Теперь уже я думаю иначе. А что будет, когда я привяжусь к ней, когда видеться — сделается не роскошью жизни, а необходимостью, когда любовь вопьется в сердце (недаром я чувствую там отверделость)? Как оторваться тогда? Переживешь ли эту боль? Худо будет мне. Я и теперь без ужаса не могу подумать об этом. Если б вы были опытнее, старше, тогда бы я благословил свое счастье и подал вам руку навсегда. А то…

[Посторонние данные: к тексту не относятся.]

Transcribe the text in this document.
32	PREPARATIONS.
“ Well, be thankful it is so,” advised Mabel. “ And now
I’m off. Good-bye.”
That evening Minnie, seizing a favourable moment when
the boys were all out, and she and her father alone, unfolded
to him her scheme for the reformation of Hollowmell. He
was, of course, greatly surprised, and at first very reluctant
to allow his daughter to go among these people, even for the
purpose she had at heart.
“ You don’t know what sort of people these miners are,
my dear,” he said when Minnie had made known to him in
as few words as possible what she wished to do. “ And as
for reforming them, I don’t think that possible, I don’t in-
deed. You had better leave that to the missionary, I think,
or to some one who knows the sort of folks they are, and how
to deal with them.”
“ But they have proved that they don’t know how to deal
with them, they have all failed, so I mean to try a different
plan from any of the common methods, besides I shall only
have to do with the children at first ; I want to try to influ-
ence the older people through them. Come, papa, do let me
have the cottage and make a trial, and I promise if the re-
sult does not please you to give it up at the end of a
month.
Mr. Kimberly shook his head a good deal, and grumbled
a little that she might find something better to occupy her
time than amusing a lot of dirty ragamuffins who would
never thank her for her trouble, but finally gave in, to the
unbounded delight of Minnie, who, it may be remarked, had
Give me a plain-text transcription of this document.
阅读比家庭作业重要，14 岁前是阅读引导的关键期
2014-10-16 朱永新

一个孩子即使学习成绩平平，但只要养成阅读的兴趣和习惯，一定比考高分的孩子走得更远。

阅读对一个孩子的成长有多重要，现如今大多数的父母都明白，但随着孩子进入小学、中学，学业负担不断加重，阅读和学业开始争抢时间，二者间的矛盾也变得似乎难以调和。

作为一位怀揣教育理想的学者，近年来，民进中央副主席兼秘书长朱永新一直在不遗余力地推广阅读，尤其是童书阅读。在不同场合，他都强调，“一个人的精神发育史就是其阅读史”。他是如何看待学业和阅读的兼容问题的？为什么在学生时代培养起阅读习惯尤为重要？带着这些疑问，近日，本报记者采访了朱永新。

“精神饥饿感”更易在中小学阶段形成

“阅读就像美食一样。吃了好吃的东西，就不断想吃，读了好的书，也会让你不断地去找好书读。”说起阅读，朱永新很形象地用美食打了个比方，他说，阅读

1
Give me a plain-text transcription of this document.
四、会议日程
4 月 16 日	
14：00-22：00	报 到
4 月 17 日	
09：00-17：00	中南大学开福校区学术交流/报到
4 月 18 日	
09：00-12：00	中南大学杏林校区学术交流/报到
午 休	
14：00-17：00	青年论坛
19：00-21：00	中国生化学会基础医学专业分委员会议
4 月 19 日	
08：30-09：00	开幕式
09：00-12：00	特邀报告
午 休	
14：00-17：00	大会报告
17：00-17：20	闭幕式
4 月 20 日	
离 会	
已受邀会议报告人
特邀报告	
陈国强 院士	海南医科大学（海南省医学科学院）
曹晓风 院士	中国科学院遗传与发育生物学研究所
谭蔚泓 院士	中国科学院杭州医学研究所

Зачем же я пишу? Зачем не пришел прямо сказать сам, что желание видеться с вами растет с каждым днем, а видеться не следует? Сказать это вам в лицо — достанет ли духу, сами посудите! Иногда я и хочу сказать что-то похожее на это, а говорю совсем другое. Может быть, на лице вашем выразилась бы печаль (если правда, что вам нескучно было со мной), или вы, не поняв моих добрых намерений, оскорбились бы: ни того, ни другого я не перенесу, заговорю опять не то, и честные намерения разлетятся в прах и кончатся уговором видеться на другой день. Теперь, без вас, совсем не то: ваших кротких глаз, доброго, хорошенького личика нет передо мной, бумага терпит и молчит, и я пишу покойно (лгу): мы не увидимся больше (не лгу).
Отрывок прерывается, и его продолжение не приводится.